Both sides swapped angry letters — including a Sept. 16 letter from Gov. Gavin Newsom addressed to President Trump and a Sept. 18 response to Newsom signed by HUD Secretary Ben Carson.
As leader of the Apartment Owners Association, Cordero believes that if HUD raised its voucher payment standard for Orange County, which ranges from $1,410 for a bachelor unit to $3,052 a month for a five bedroom, the number of units covered would increase and it would boost “the number of rental communities that might participate in the program.”
Making it work
The designation “chronically homeless” isn’t pretty. But, for Welcome Home OC clients, it can be helpful. It means going to the front of the line for a housing voucher. It also means getting so-called “wrap-around” services, which can include help in budgeting and assistance if any landlord-tenant issues come up.
Welcome Home OC also helps out voucher holders with money to pay security deposits, move-in costs and some furnishings. For landlords, the program will cover the cost of the lag time in keeping a unit off the market while inspections required under HUD’s voucher system can be conducted — a process that can take weeks or even months.
There’s also a “signing bonus” of $500 for the first unit rented to a program client. The longer-term payoff, according to Welcome Home supporters, is a tenant who won’t fall behind in rent and is likely to remain in place.

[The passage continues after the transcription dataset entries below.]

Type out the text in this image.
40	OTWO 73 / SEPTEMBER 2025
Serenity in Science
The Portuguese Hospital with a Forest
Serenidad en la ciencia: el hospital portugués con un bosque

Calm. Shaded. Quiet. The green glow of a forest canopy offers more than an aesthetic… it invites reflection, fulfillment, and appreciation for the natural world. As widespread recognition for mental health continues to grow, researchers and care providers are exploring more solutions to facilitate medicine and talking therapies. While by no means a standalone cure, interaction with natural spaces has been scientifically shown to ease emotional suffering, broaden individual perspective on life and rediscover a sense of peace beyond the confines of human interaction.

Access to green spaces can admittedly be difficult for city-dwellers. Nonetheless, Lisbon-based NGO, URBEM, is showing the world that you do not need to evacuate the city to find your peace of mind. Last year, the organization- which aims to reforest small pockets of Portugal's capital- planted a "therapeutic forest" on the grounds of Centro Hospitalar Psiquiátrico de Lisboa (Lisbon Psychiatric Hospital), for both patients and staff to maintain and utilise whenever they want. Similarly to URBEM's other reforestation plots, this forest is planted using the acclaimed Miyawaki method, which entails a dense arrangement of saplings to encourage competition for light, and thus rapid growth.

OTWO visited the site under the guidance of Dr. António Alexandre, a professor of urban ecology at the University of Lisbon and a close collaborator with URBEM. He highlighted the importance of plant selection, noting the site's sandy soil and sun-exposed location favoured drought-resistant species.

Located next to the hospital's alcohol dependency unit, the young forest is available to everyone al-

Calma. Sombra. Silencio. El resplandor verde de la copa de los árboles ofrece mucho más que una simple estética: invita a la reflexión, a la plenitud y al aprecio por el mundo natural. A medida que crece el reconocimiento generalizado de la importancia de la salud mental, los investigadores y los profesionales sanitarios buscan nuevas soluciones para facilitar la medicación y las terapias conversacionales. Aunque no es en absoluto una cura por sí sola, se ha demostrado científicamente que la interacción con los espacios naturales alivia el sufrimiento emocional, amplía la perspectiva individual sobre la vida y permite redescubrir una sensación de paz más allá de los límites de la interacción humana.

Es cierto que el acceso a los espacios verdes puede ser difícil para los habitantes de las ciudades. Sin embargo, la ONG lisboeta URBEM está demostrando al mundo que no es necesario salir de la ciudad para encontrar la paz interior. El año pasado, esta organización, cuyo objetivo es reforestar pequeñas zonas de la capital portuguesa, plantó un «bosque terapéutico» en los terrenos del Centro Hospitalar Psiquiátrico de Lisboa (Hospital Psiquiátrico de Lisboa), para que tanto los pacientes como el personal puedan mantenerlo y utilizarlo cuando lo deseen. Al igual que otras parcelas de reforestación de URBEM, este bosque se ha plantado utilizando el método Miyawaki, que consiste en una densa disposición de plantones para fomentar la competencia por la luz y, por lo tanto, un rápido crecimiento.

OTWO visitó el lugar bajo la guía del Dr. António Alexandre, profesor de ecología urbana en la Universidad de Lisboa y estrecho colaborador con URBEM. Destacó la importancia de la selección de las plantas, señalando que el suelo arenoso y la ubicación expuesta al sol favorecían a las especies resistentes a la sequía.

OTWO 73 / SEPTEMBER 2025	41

When James Wohrman, president of FDC Management Inc., first heard about Welcome Home OC as a member of the Apartment Association board a few months ago, it seemed like a missing piece had fallen into place.
“I thought it was the first time anybody credible had put together an entire package of resources to actually address the problem,” said James Wohrman, president of FDC Management Inc.

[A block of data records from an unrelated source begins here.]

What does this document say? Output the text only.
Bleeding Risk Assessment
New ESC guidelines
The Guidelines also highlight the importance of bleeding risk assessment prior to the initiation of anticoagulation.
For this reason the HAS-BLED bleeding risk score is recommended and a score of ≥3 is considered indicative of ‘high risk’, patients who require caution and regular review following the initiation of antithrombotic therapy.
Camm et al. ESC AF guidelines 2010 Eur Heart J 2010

Two properties that he oversees — both well-kept, smaller complexes in Garden Grove — are working with the Welcome Home program. So far, he said, six tenants with vouchers had moved in or were in the process of doing so.
“If this goes well,” Wohrman said, “we’re likely to expand.”
One man’s blessing
For Sean, a formerly homeless man in his 60s who declined to give his last name and exact age because he worried his situation could hinder his chances at landing a job, the Welcome Home program is working out.

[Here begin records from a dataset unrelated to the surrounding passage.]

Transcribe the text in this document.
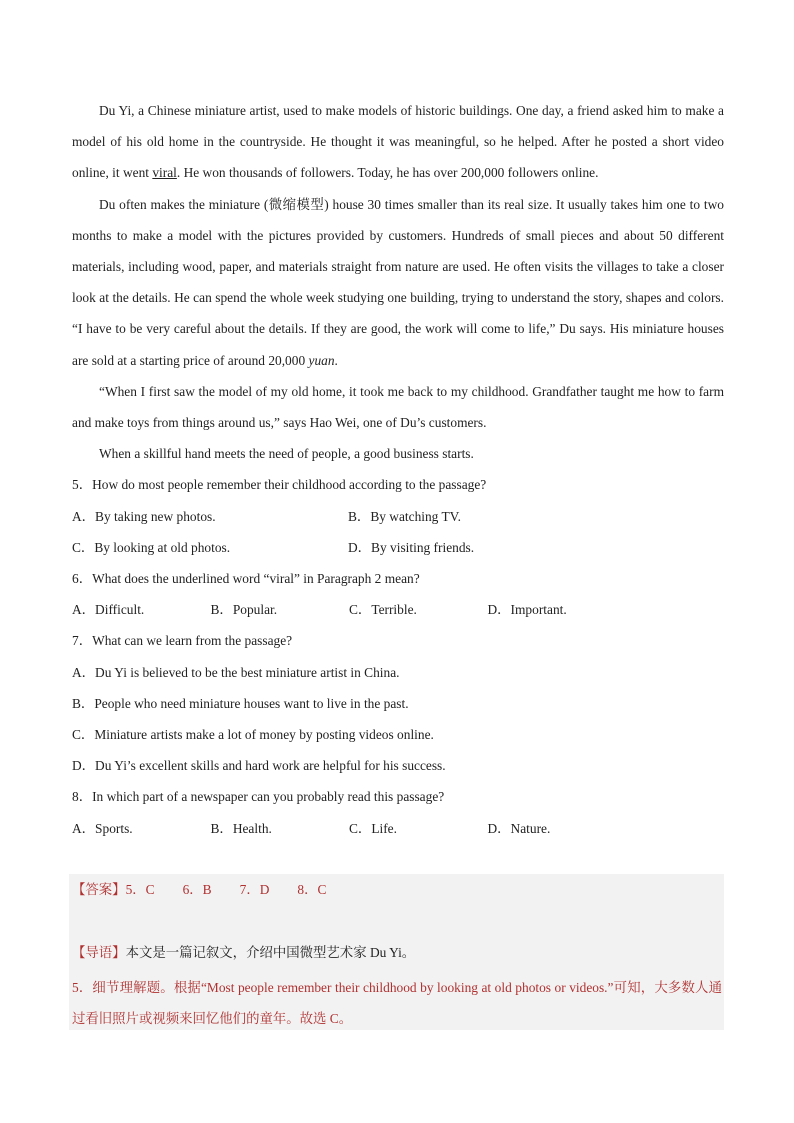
Du Yi, a Chinese miniature artist, used to make models of historic buildings. One day, a friend asked him to make a model of his old home in the countryside. He thought it was meaningful, so he helped. After he posted a short video online, it went viral. He won thousands of followers. Today, he has over 200,000 followers online.

Du often makes the miniature (微缩模型) house 30 times smaller than its real size. It usually takes him one to two months to make a model with the pictures provided by customers. Hundreds of small pieces and about 50 different materials, including wood, paper, and materials straight from nature are used. He often visits the villages to take a closer look at the details. He can spend the whole week studying one building, trying to understand the story, shapes and colors. “I have to be very careful about the details. If they are good, the work will come to life,” Du says. His miniature houses are sold at a starting price of around 20,000 yuan.

“When I first saw the model of my old home, it took me back to my childhood. Grandfather taught me how to farm and make toys from things around us,” says Hao Wei, one of Du’s customers.

When a skillful hand meets the need of people, a good business starts.

5．How do most people remember their childhood according to the passage?

A．By taking new photos.	B．By watching TV.
C．By looking at old photos.	D．By visiting friends.

6．What does the underlined word “viral” in Paragraph 2 mean?

A．Difficult.	B．Popular.	C．Terrible.	D．Important.

7．What can we learn from the passage?

A．Du Yi is believed to be the best miniature artist in China.

B．People who need miniature houses want to live in the past.

C．Miniature artists make a lot of money by posting videos online.

D．Du Yi’s excellent skills and hard work are helpful for his success.

8．In which part of a newspaper can you probably read this passage?

A．Sports.	B．Health.	C．Life.	D．Nature.
【答案】5．C 6．B 7．D 8．C
【导语】本文是一篇记叙文，介绍中国微型艺术家 Du Yi。
5．细节理解题。根据“Most people remember their childhood by looking at old photos or videos.”可知，大多数人通过看旧照片或视频来回忆他们的童年。故选 C。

On Sept. 5 he signed a lease for a one-bedroom apartment in Garden Grove, subsidized by a housing voucher. It ended a period of living in his car and occasionally scraping up money for a motel room. His only income right now is general relief.
He said he had lost his job in another state during the Great Recession and simultaneously went through a “devastating” divorce. He moved to Orange County in 2009 on the promise of a job and a place to live.
The job was basically not for pay, but in exchange for a place to stay off and on at the back of a couple’s business, he said. By late last year he was sleeping regularly in his car, mostly in Huntington Beach.
But with the help of Lisa Roberts, who works for Huntington Beach as a homeless outreach case manager, he also applied for help in finding housing. In July, a voucher came through.
“I went from despair to elation,” Sean said. “But then I’d go out and start looking, only to realize how few landlords will take those vouchers.”
Then, through Roberts, Sean learned of the Welcome Home OC program. He got one of the apartments leased out by Wohrman’s company. United Way gave him money for a refrigerator and other household goods. Roberts will continue as Sean’s case manager to keep him moving forward; he has a medical issue that needs to be addressed.
“I plan to be a dream tenant,” Sean said.
When his lease ends, he added, “I want them to beg me to stay.”